Dans l’achat d’Astral - Telus s’oppose à Bell
Telus joint sa voix aux télédiffuseurs s’opposant à l’achat d’Astral Media par Bell. Aux yeux du principal concurrent de Bell dans le marché des télécommunications au Canada, cette transaction de 3,4 milliards annoncée en mars provoquerait une trop grande concentration dans l’offre de contenu.

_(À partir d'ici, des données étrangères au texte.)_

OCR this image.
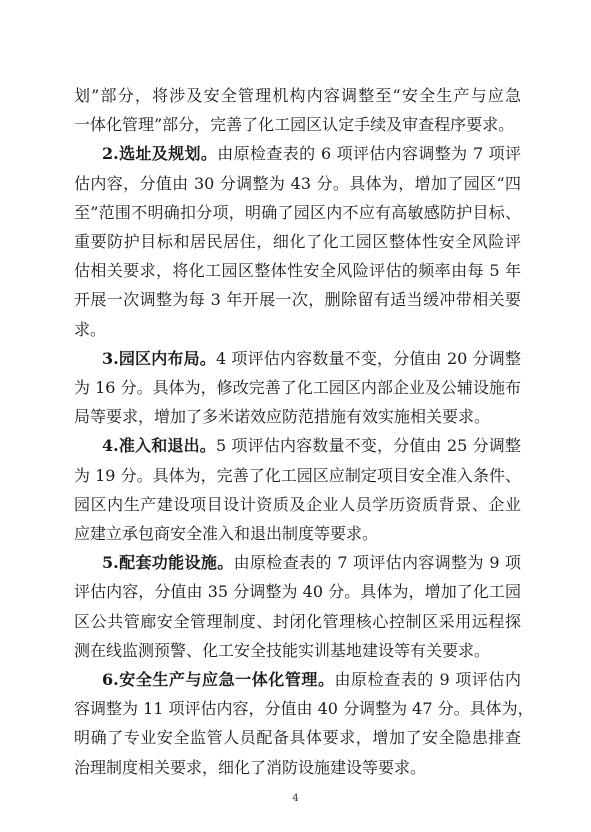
划”部分，将涉及安全管理机构内容调整至“安全生产与应急
一体化管理”部分，完善了化工园区认定手续及审查程序要求。
2.选址及规划。由原检查表的 6 项评估内容调整为 7 项评
估内容，分值由 30 分调整为 43 分。具体为，增加了园区“四
至”范围不明确扣分项，明确了园区内不应有高敏感防护目标、
重要防护目标和居民居住，细化了化工园区整体性安全风险评
估相关要求，将化工园区整体性安全风险评估的频率由每 5 年
开展一次调整为每 3 年开展一次，删除留有适当缓冲带相关要
求。
3.园区内布局。4 项评估内容数量不变，分值由 20 分调整
为 16 分。具体为，修改完善了化工园区内部企业及公辅设施布
局等要求，增加了多米诺效应防范措施有效实施相关要求。
4.准入和退出。5 项评估内容数量不变，分值由 25 分调整
为 19 分。具体为，完善了化工园区应制定项目安全准入条件、
园区内生产建设项目设计资质及企业人员学历资质背景、企业
应建立承包商安全准入和退出制度等要求。
5.配套功能设施。由原检查表的 7 项评估内容调整为 9 项
评估内容，分值由 35 分调整为 40 分。具体为，增加了化工园
区公共管廊安全管理制度、封闭化管理核心控制区采用远程探
测在线监测预警、化工安全技能实训基地建设等有关要求。
6.安全生产与应急一体化管理。由原检查表的 9 项评估内
容调整为 11 项评估内容，分值由 40 分调整为 47 分。具体为，
明确了专业安全监管人员配备具体要求，增加了安全隐患排查
治理制度相关要求，细化了消防设施建设等要求。
4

Telus s’en remet au CRTC et rappelle que Bell est déjà « la plus grande entreprise de communications et de médias verticalement intégrée au pays ».
Québecor, Cogeco et Eastlink avaient déclenché les hostilités la semaine dernière en demandant au CRTC et au Bureau de la concurrence de « barrer la route à l’acquisition d’Astral par Bell », en dénonçant la nature anticoncurrentielle de cette transaction. Telus en a rajouté ce mardi en soulevant « le risque que poserait une concentration de marché sans précédent dans le secteur de la télédiffusion sur les consommateurs canadiens ». Le principal concurrent de Bell en télécommunication a déposé une soumission au Conseil de la radiodiffusion et des télécommunications canadiennes. Il a également donné son appui à la coalition « Dites non à Bell », lancée la semaine dernière : « Telus se joint à la discussion et s’oppose à l’achat d’un des plus importants derniers groupes indépendants de télévision au Canada. »
Riche en contenu
Bell est déjà riche en contenu avec, notamment, CTV, TSN et RDS. Astral viendrait enrichir son offre de contenu francophone, avec un réseau abritant 22 chaînes spécialisées et payantes, dont huit figurant parmi les plus populaires au Québec, telles Canal Vie, Canal D et Vrak. Sans oublier un univers radiophonique composé de 84 stations. Selon Telus, si l’on tient compte de Teletoon et de Maple Leafs Sports Entertainment, détenues en coentreprises, Bell exercerait sa mainmise sur 49,5 % de l’auditoire de la télévision diffusée en langue anglaise. « La possibilité d’abus est réelle et le risque envers les consommateurs est important », a martelé Telus. « Sans mesures de protection appropriées, les consommateurs pourraient bientôt être confrontés à une augmentation des frais et à une réduction de sélection télévisuelle. »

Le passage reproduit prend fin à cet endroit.